Osserviamo Semina: in essa vi è quella tensione irrisolta, ambigua e altissima, che è anche del dipingere di Richter; e al contempo, vi si sprigiona una potenza gravida, alchemica, violenta, vitale. Ci si dovrebbe stendere nella terra: contare le pietre, mangiare le sterpaglie, passare in rassegna i grumi erosi e le zolle arate: brucare le fami di Arthur Rimbaud, i paesaggi sterili e bruciati di Anselm Kiefer. E tornare indietro, a Vincent Van Gogh, e tramite questi agli umori delle Fiandre, spessori di brume e terre, di penombre, volti che si disciolgono nell’atmosfera degli interni quotidiani: Vermeer, Rembrandt.  
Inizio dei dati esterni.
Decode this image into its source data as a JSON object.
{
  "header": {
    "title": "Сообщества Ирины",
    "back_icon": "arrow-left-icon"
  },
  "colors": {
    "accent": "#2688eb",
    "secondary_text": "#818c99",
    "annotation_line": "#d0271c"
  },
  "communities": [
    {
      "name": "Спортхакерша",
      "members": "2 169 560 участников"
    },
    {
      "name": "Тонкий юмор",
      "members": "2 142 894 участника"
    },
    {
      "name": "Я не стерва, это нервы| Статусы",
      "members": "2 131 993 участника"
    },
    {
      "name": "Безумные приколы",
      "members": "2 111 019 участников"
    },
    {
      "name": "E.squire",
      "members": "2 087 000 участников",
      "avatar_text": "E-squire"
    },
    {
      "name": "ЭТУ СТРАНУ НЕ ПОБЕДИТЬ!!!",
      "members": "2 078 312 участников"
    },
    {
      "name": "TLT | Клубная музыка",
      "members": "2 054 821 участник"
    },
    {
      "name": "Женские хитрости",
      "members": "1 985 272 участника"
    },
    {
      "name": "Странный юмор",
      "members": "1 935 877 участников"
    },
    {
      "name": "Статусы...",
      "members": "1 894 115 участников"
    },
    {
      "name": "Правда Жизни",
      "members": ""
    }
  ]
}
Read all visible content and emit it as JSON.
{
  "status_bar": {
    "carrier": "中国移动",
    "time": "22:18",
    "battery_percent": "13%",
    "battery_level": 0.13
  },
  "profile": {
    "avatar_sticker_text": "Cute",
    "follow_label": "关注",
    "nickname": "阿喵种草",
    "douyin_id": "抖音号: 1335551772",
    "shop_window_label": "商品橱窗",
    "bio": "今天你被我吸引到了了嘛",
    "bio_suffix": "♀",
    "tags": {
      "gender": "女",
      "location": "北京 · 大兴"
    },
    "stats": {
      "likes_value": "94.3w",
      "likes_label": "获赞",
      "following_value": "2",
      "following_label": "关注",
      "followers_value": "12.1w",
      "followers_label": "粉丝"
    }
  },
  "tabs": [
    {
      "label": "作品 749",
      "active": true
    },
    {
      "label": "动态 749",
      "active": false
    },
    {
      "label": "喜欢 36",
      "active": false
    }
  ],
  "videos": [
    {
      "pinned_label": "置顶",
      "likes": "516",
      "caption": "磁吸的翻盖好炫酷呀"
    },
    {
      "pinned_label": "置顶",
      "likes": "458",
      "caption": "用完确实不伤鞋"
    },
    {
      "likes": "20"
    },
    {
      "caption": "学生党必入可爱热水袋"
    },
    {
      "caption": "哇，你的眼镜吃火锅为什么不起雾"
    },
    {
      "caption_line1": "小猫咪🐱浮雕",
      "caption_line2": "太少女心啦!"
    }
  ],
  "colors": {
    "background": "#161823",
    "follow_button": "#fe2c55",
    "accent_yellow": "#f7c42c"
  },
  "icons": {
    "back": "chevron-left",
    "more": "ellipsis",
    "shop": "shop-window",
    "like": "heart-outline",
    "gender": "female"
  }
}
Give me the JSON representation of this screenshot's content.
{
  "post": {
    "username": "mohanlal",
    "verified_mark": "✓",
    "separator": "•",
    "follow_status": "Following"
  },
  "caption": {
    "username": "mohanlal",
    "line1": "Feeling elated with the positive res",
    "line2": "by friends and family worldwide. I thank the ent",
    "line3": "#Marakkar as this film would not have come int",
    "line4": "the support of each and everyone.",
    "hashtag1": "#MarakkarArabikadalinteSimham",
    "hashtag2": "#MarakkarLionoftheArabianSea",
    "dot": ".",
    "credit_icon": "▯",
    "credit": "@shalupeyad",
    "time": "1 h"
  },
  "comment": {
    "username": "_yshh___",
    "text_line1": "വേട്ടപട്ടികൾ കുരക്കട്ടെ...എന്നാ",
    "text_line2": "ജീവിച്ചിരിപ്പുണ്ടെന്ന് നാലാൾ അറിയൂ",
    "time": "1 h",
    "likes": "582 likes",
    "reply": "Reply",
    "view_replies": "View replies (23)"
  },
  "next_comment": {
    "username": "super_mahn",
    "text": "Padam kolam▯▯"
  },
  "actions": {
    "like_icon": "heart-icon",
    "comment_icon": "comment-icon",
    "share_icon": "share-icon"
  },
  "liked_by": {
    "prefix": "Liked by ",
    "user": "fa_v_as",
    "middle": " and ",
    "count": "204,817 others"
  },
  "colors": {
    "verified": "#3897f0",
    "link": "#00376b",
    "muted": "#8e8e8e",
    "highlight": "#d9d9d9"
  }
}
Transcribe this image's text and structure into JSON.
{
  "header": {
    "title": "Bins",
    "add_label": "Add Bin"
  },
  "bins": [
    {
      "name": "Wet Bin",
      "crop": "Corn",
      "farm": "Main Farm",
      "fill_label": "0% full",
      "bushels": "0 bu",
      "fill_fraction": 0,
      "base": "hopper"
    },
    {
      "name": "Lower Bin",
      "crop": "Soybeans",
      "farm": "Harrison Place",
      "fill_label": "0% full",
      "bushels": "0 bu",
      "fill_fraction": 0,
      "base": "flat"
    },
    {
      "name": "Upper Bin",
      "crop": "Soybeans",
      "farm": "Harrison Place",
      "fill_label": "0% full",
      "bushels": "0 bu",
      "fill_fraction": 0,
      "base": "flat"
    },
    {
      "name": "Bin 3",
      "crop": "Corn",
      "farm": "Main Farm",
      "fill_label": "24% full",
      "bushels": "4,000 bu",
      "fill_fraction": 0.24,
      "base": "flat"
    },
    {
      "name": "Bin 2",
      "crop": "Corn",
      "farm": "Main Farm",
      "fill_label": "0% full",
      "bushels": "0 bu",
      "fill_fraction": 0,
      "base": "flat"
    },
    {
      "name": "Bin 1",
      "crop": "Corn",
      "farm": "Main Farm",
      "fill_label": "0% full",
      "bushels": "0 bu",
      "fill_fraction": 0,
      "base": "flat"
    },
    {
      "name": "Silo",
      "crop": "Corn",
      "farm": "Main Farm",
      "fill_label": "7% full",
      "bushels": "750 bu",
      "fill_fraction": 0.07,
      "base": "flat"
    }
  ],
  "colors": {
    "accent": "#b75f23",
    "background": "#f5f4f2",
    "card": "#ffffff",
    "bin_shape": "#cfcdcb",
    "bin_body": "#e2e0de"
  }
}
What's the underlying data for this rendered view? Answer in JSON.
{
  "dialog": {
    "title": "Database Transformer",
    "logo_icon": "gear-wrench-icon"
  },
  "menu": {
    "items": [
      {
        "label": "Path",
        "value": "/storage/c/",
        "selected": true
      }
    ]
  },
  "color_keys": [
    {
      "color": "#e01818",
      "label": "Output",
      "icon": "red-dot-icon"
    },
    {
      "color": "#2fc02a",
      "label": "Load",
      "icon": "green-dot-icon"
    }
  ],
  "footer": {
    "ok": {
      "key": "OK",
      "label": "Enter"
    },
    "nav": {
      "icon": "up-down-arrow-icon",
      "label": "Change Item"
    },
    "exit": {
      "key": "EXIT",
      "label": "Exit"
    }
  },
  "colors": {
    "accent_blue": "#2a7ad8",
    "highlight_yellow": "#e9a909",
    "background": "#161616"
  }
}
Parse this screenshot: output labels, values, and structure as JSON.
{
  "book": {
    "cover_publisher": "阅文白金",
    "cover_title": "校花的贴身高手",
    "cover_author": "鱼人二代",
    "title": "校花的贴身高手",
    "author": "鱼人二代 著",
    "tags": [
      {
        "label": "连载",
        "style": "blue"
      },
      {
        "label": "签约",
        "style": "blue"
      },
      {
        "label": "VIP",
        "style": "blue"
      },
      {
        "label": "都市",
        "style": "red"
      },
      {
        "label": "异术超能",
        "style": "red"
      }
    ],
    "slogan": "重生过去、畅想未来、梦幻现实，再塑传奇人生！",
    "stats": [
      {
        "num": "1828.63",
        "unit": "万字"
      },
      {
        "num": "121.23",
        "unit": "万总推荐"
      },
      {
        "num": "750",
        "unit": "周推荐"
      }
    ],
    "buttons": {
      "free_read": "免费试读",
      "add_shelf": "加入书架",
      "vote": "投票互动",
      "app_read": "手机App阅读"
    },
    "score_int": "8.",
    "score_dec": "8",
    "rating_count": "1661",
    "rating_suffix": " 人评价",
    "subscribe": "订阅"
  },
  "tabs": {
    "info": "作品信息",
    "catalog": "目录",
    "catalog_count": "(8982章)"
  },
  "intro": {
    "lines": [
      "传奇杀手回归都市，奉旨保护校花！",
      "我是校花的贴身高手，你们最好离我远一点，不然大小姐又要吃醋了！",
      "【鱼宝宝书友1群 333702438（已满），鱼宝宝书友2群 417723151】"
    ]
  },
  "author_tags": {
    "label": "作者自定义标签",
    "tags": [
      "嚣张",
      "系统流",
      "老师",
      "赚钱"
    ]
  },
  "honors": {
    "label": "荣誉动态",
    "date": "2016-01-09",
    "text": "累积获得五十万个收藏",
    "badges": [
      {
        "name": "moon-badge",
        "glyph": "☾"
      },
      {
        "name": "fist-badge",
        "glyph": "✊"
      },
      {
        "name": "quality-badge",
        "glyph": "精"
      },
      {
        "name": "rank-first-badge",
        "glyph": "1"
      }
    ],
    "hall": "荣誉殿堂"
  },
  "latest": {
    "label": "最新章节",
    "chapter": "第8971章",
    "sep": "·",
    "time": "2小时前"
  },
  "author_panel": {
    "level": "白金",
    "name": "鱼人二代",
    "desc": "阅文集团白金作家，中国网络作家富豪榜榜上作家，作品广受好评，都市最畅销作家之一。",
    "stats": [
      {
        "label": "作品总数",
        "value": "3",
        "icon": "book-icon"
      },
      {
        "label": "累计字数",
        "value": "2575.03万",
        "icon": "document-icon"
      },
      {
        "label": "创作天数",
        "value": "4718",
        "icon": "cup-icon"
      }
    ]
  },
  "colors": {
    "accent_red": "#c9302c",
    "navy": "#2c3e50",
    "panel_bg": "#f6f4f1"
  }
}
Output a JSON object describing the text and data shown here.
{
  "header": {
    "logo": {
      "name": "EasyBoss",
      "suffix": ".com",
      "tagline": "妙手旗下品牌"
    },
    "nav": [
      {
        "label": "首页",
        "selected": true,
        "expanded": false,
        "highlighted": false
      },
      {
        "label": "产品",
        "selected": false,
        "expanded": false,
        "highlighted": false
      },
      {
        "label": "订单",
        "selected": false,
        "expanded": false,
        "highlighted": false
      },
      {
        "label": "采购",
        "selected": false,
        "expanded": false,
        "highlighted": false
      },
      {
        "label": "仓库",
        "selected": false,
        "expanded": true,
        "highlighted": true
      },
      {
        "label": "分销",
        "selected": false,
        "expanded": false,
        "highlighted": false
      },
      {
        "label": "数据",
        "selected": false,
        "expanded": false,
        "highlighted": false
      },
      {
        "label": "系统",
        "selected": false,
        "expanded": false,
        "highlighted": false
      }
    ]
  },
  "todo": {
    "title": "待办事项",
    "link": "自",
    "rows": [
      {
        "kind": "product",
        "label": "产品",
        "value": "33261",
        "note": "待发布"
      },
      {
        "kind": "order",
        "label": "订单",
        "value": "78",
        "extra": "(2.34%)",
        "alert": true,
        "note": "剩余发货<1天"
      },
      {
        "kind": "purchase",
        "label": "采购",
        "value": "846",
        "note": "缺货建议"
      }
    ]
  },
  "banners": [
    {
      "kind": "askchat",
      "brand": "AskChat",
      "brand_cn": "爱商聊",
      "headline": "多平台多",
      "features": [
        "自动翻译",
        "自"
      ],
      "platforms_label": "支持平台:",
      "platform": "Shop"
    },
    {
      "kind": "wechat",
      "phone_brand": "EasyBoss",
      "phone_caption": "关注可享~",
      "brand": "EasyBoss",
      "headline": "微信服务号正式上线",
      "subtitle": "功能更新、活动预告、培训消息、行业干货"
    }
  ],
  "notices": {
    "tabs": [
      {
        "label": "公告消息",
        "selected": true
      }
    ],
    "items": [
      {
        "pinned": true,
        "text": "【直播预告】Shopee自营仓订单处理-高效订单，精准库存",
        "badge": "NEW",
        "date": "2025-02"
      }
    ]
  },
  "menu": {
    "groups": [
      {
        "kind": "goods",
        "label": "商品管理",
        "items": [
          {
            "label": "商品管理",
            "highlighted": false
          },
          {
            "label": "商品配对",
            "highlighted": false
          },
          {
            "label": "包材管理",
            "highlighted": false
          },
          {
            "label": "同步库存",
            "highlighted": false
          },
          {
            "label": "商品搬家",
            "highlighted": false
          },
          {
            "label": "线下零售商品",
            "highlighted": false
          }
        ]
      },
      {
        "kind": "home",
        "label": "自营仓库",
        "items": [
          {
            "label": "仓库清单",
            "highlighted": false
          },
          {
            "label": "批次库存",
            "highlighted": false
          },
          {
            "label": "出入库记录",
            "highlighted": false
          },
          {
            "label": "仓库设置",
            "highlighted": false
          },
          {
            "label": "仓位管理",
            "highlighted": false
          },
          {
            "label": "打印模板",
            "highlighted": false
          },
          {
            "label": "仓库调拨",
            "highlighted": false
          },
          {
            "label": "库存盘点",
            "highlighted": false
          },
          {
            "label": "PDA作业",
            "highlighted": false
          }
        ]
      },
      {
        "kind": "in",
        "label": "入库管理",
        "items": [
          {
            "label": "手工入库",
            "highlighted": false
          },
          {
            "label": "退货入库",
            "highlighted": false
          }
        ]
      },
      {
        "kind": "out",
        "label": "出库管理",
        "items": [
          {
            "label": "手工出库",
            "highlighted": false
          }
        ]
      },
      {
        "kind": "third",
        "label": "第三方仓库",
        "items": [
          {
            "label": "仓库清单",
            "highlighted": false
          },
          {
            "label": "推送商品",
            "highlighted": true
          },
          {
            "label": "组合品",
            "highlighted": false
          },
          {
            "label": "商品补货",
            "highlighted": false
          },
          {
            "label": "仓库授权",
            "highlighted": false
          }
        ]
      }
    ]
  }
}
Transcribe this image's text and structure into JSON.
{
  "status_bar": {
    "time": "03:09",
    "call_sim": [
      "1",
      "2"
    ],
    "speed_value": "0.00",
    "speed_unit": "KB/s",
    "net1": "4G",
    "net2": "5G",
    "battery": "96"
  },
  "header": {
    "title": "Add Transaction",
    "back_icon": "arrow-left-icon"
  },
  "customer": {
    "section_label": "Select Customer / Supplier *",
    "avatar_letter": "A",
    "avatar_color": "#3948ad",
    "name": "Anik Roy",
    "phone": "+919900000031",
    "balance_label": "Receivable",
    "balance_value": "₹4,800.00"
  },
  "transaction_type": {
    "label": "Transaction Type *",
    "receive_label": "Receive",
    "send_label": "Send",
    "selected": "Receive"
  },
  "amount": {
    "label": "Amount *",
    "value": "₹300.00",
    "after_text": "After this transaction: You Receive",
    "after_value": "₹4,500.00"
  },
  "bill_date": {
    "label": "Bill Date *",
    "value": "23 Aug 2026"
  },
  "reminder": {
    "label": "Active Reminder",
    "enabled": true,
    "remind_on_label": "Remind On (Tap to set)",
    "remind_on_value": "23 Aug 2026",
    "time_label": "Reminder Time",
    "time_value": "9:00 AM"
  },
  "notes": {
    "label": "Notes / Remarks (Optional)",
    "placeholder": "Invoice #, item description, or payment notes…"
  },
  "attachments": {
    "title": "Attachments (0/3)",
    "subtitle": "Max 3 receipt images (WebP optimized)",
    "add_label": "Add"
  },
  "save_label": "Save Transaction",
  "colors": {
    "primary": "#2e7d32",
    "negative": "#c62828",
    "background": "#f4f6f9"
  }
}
 “‘All’inizio’ è il Campo di grano con volo di corvi. Fate che una pioggia di carbone, di cenere, di paglia e cartone bruciati lo abbia ricoperto, strato su strato. La “morte del sole” che lì vi si annunciava, ora si rivela manifesta. La linea dell’orizzonte si è alzata tanto da nascondere, quasi, ogni cielo. La Terra l’ha inghiottito. Alla Terra, alla sua orizzontalità, appartiene anche ogni sentiero. […] Ma in realtà, a penetrarvi, a viverla, l’ingens sylva, la hyle, la materia di Anselm Kiefer, lascia apparire eventi, inquietudini che sembrano spezzarne la compatta terraneità. Presenze, corpi spirituali, ne fanno la scena del loro dramma. […] La tavolozza è la poiesis: il fare che dissolve-separa, che solo disciogliendo-analizzando può manifestare, portare alla presenza” 16

 

6. Genius Loci.

Si potrebbe parlare di geografie estetiche e spirituali: la pittura di Frani esprime un sentimento di paesaggio che prima o poi andrà letto, in questo tentato, necessario ricucirne l’opera a una storia di una cultura visiva altissima, spiritualmente profonda. 

In una pandemia di linguaggi del visivo, uniti da un comune senso del luogo come immagine dello spirito: penso a Michelangelo Antonioni, dove lo spazio esistente è misura di quello interiore, di un doppio tempo, della memoria e del presente, dell’esperienza che si fa conoscenza, scelta, rigore, nel quotidiano ripetersi delle stagioni, distendersi di nebbie, alzarsi di lune, incupirsi di notti; a Luigi Ghirri, nel suo lavorare poeticamente sui segni naturali e culturali di un paesaggio, facendoli immagine sintomatica di una comunione, di un rispecchiamento tra l’identità di un luogo e di una cultura; alla poesia per immagini di Andrej Tarkovskij e al rigore formale di Ingmar Bergman, per quell’osmotico confluire di spiritualità, umanità e natura in un rigoroso profilo di donna o in un diafano paesaggio 17.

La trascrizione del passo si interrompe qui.